American psychologist and epidemiologist

Marney Ann White is an American psychologist and epidemiologist.

==Early life and education==
White completed her Bachelor of Science degree in 1991 from the University of Virginia and her Master's degree at James Madison University. She obtained her doctoral degree at Louisiana State University and published Development and validation of the food-craving inventory. Following her clinical internship, she completed a postdoctoral fellowship in the Department of Psychiatry at the Yale School of Medicine. She then joined the faculty at the Yale School of Medicine and simultaneously completed a second master's degree at Yale School of Public Health in Chronic Disease Epidemiology.

==Career==
Upon completing her postdoctoral fellowship, White joined the faculty at the Yale University School of Medicine as an assistant professor. During the 2013–14 academic year, White was promoted to the rank of associate professor and was selected as Teacher of the Year by Yale School of Public Health Class of 2014 and 2020. She was promoted to the rank of professor in 2021.

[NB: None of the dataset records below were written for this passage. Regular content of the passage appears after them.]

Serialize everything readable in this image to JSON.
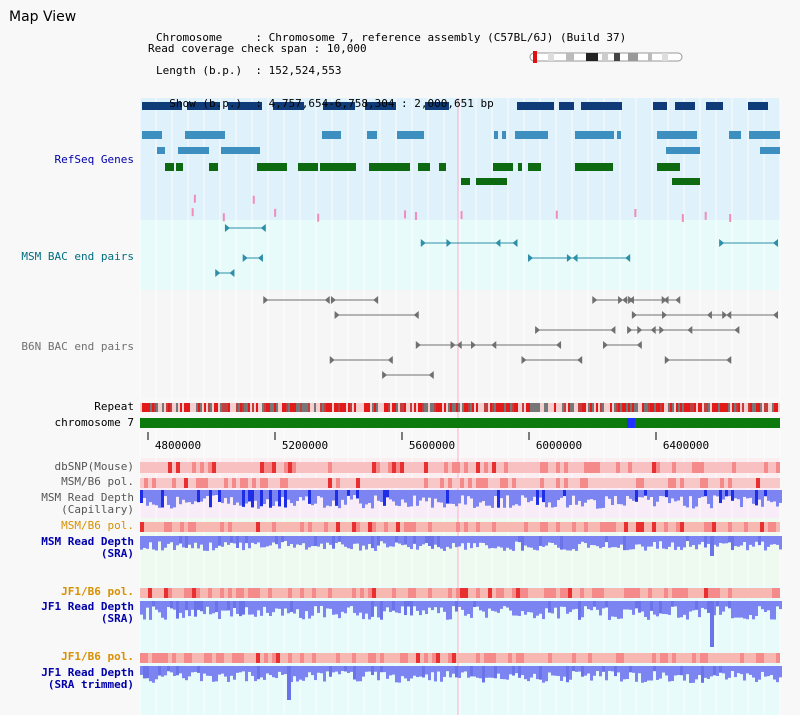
{
  "window": {
    "title": "Map View"
  },
  "info": {
    "chromosome_label": "Chromosome",
    "chromosome_value": "Chromosome 7, reference assembly (C57BL/6J) (Build 37)",
    "length_label": "Length (b.p.)",
    "length_value": "152,524,553",
    "show_label": "Show (b.p.)",
    "show_value": "4,757,654-6,758,304 : 2,000,651 bp",
    "coverage_label": "Read coverage check span",
    "coverage_value": "10,000"
  },
  "tracks": {
    "refseq": "RefSeq Genes",
    "msm_bac": "MSM BAC end pairs",
    "b6n_bac": "B6N BAC end pairs",
    "repeat": "Repeat",
    "chromosome": "chromosome 7",
    "dbsnp": "dbSNP(Mouse)",
    "msm_b6_pol_1": "MSM/B6 pol.",
    "msm_depth_cap_1": "MSM Read Depth",
    "msm_depth_cap_2": "(Capillary)",
    "msm_b6_pol_2": "MSM/B6 pol.",
    "msm_depth_sra_1": "MSM Read Depth",
    "msm_depth_sra_2": "(SRA)",
    "jf1_b6_pol_1": "JF1/B6 pol.",
    "jf1_depth_sra_1": "JF1 Read Depth",
    "jf1_depth_sra_2": "(SRA)",
    "jf1_b6_pol_2": "JF1/B6 pol.",
    "jf1_depth_trim_1": "JF1 Read Depth",
    "jf1_depth_trim_2": "(SRA trimmed)"
  },
  "ruler": {
    "ticks": [
      "4800000",
      "5200000",
      "5600000",
      "6000000",
      "6400000"
    ]
  },
  "colors": {
    "refseq_bg": "#dff1fb",
    "bac_bg": "#e8fbfb",
    "gene_dark": "#0f3c78",
    "gene_mid": "#3d8fbf",
    "gene_green": "#0d6a10",
    "msm_bac": "#2e8fa8",
    "b6n_bac": "#707070",
    "chrom_green": "#0c7a0c",
    "label_blue": "#0000aa",
    "label_teal": "#006d7f",
    "label_orange": "#d89000",
    "label_gray": "#555555",
    "depth_blue": "#1e2ee6",
    "depth_light": "#7c84f2"
  }
}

As an associate professor, White co-authored Stress, cortisol, and other appetite‐related hormones: Prospective prediction of 6‐month changes in food cravings and weight. She was also the first author on Evaluation of a Behavioral Self-Care Intervention for Public Health Students which examined the effectiveness of a behavioral health promotion intervention on health behaviors of postgraduate students.

During the COVID-19 pandemic, White integrated COVID-19 into her undergraduate course: Introduction to Epidemiology and Public Health. She created a case study in which she asked students to compare COVID-19 to SARS and walked them through basic epidemiological procedures. She also created a socially distanced learning course on self-care for the public to cope with the anxiety of COVID-19. White has also published various op-eds on COVID anxiety, mental health, and returning to work and authored COVID-19: When Teaching Public Health Became Personal. In 2021, White was ranked the world's third top expert in binge-eating disorder by Expertscape's PubMed-based algorithms, alongside colleagues Carlos Grilo, Robin Masheb, Marc Potenza, Janet Lydecker, and Valentina Ivezaj.

White's research on behavioral health has spanned multiple areas, from conducting randomized controlled trials for eating disorders and smoking cessation to epidemiological and psychometric studies. Her work also examines psychiatric comorbidities and psychological consequences of chronic disease. Her transdisciplinary work examines psychiatric correlates of severe autoimmune skin diseases and other dermatologic conditions. She currently serves on the Autoimmune Blistering Disease Task Force of the European Association of Dermatology and Venereology and as a statistical and academic consultant for the International Pemphigus and Pemphigoid Foundation.

== Awards and honors ==
White has won multiple awards for her undergraduate and graduate teaching, including Yale School of Public Health's Teacher of the Year award in 2014 and in 2020. She has been lauded for her teaching style; Yale School of Public Health's announcement read, “Her classes, described as interactive, fun, and riddled with story-telling, provided students the opportunity to successfully apply the knowledge they learned to address public health challenges.” White has authored a research publication on the impact of incorporating humor into pedagogy.

==Personal life==
White and her husband Erik Mayville have one son together and two stepdaughters. She is the daughter of Louise White, a public school science teacher and Bob White, founder of surfboard brand Wave Riding Vehicles and inaugural inductee in the East Coast Surfing Hall of Fame.

In 2016, White generated backlash for her opinion piece about balancing motherhood and academia; specifically, for the composition of a photograph of her with her infant son featured in the Washington Post. White wrote a response piece about bullying in the academic community.

== Health Advocacy ==
Since 2017, White has been an active member of the philanthropic initiative MOMbies Dance to Donate, a collective of mothers who perform dance routines to raise funds for metastatic breast cancer research through the Cancer Couch Foundation.

White gained prominence as an advocate for people with immunocompromised systems during the COVID-19 pandemic.